Book A Guide to Minority Aging References

Download or read book A Guide to Minority Aging References written by Jose B. Cuellar and published by . This book was released on 1983 with total page 212 pages. Available in PDF, EPUB and Kindle. Book excerpt:

Book Asian American Issues Relating to Labor  Economics  and Socioeconomic Status

Download or read book Asian American Issues Relating to Labor Economics and Socioeconomic Status written by Franklin Ng and published by Routledge. This book was released on 2014-06-23 with total page 241 pages. Available in PDF, EPUB and Kindle. Book excerpt: In the late l9th and early 20th century, labor issues fanned the flames of anti-Asian sentiment, as they continue to do to this day.

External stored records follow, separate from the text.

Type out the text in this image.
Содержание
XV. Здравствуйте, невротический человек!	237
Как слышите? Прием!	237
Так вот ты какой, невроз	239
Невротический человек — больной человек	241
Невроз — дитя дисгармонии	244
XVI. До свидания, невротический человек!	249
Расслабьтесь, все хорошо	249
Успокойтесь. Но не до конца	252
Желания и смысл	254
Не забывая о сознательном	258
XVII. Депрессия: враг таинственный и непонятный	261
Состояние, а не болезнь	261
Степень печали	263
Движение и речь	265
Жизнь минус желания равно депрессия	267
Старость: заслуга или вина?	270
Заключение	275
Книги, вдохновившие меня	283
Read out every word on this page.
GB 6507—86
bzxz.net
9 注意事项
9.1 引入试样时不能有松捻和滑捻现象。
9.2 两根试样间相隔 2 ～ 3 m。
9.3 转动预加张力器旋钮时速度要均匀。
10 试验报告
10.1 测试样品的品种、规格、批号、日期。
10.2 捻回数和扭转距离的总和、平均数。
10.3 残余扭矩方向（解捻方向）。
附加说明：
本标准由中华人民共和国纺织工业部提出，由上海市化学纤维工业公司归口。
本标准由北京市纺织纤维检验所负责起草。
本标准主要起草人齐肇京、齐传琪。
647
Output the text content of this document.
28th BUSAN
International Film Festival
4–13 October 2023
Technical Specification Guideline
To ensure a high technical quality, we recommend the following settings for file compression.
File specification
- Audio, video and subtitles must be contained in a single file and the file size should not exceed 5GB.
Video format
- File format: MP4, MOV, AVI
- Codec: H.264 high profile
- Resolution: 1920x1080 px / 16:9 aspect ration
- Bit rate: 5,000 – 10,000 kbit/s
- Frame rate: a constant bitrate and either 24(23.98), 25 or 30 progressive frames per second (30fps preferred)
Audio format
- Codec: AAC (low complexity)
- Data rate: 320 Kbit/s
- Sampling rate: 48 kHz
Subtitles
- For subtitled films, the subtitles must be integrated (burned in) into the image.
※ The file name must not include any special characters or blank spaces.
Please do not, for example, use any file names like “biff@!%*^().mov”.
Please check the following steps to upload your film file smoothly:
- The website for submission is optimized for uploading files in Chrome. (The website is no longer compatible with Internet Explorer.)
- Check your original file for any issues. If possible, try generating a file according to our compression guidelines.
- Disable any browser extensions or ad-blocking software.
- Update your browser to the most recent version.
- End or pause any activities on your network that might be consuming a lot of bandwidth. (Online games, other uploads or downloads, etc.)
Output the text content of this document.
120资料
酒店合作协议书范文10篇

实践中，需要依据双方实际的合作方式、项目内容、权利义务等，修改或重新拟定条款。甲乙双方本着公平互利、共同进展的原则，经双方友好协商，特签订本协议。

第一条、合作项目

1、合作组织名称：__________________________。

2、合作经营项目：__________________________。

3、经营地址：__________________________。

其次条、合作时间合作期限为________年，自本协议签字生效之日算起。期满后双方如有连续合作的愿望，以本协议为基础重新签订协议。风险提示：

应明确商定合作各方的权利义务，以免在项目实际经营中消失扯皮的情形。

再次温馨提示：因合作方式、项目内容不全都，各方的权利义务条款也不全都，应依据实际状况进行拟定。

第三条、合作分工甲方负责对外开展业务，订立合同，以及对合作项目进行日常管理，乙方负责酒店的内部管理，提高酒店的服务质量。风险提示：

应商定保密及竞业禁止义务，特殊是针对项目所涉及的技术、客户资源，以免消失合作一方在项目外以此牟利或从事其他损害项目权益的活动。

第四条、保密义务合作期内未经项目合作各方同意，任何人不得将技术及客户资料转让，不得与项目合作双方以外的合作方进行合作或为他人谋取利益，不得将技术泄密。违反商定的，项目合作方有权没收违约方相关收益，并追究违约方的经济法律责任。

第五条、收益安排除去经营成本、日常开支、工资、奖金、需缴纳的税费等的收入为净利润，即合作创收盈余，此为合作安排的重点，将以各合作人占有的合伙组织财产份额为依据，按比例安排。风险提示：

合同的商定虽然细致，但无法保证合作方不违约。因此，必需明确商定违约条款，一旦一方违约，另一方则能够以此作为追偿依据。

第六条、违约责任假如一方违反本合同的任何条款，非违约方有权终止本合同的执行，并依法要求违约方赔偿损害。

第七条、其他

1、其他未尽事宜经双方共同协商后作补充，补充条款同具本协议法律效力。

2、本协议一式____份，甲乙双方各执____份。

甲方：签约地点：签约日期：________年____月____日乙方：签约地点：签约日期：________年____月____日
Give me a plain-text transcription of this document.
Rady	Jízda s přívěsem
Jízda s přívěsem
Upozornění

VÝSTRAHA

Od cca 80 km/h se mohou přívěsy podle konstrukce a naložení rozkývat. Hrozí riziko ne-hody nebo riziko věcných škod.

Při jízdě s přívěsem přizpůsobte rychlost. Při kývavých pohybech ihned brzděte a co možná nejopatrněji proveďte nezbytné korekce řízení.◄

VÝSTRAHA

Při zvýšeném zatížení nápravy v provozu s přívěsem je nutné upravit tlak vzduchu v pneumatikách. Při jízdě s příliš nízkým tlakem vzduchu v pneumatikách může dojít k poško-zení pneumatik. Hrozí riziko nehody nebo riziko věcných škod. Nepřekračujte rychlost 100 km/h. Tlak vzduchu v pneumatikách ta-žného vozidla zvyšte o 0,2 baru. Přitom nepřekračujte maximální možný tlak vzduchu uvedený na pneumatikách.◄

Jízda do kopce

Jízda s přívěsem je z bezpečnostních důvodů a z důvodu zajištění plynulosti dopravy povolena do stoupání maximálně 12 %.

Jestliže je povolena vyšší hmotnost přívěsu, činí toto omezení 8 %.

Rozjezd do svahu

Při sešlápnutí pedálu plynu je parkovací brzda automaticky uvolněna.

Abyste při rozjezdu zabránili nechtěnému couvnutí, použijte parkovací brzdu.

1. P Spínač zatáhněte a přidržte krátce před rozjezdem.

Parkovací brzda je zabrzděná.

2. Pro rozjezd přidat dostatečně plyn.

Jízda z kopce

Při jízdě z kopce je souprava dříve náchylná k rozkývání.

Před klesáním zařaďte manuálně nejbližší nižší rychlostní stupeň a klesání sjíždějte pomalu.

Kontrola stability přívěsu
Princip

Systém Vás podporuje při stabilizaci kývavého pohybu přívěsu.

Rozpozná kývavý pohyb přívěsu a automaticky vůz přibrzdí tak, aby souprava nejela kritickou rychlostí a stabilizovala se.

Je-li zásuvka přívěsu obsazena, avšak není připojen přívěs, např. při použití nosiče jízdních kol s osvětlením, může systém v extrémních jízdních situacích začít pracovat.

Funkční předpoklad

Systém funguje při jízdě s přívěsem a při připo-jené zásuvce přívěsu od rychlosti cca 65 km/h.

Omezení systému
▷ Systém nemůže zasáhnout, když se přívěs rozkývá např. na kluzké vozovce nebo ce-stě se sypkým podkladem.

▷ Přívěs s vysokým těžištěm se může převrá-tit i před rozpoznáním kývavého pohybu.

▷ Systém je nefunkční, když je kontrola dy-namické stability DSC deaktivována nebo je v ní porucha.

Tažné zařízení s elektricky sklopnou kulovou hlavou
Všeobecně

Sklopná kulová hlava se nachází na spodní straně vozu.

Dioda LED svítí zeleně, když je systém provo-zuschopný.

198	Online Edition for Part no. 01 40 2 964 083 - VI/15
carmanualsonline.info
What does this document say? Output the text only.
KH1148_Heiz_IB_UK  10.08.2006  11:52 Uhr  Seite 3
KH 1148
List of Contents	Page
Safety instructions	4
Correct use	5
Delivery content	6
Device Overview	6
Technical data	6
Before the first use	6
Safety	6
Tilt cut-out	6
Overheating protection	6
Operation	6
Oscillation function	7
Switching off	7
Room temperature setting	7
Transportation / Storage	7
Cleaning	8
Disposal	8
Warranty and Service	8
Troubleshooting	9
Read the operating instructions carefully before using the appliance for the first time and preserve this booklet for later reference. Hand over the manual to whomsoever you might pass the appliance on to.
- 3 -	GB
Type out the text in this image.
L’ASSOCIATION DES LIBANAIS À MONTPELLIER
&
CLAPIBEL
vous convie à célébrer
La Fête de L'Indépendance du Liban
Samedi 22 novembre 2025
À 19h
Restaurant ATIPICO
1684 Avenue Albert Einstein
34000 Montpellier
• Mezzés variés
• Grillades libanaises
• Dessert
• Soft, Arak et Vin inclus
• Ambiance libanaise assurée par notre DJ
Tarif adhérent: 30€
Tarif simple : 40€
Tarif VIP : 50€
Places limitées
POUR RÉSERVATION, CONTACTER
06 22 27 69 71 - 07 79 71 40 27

These essays explore the topics of immigration and work, ethnic economics and enclaves, the role of middlemen minorities, Southeast Asian refugee employment, and issues of class, hierarchy, immigrant recruitment, intra-community exploitation, and poverty in Asian American communities.

Book Reading in Race and Ethnic Relations

Download or read book Reading in Race and Ethnic Relations written by Anthony H. Richmond and published by Elsevier. This book was released on 2013-10-22 with total page 353 pages. Available in PDF, EPUB and Kindle. Book excerpt: Readings in Race and Ethnic Relations is a part of a series of Readings in Sociology. This book is composed of four parts with a total of 17 chapters. Part 1 explains the concepts of race, racism, and identity. Parts 2 and 3 elucidate the relationship of race with religion, urbanization, and ethnic stratification. Lastly, Part 4 explores how race is associated with politics and conflict. One of the distinctive features of this book is the inclusion of some articles translated into English from other languages. Linguists, communicators, and other people interested in this field of study will find this book invaluable.

Book Alas  what Brought Thee Hither

Download or read book Alas what Brought Thee Hither written by Arthur Bonner and published by Fairleigh Dickinson Univ Press. This book was released on 1997 with total page 230 pages. Available in PDF, EPUB and Kindle. Book excerpt: This study recovers the history of immigrants who left scant records of their struggle to survive in a society in which the Chinese were reviled as dangerous, opium-soaked, and unassimilable. It is based on about 3,000 contemporary newspaper and magazine articles that reflect the prejudices of the times, a major element shaping the history of the Chinese in New York. More than 170 illustrations from newspapers and magazines of the time recapture the stereotyping that justified ghettoization and denial of employment opportunities.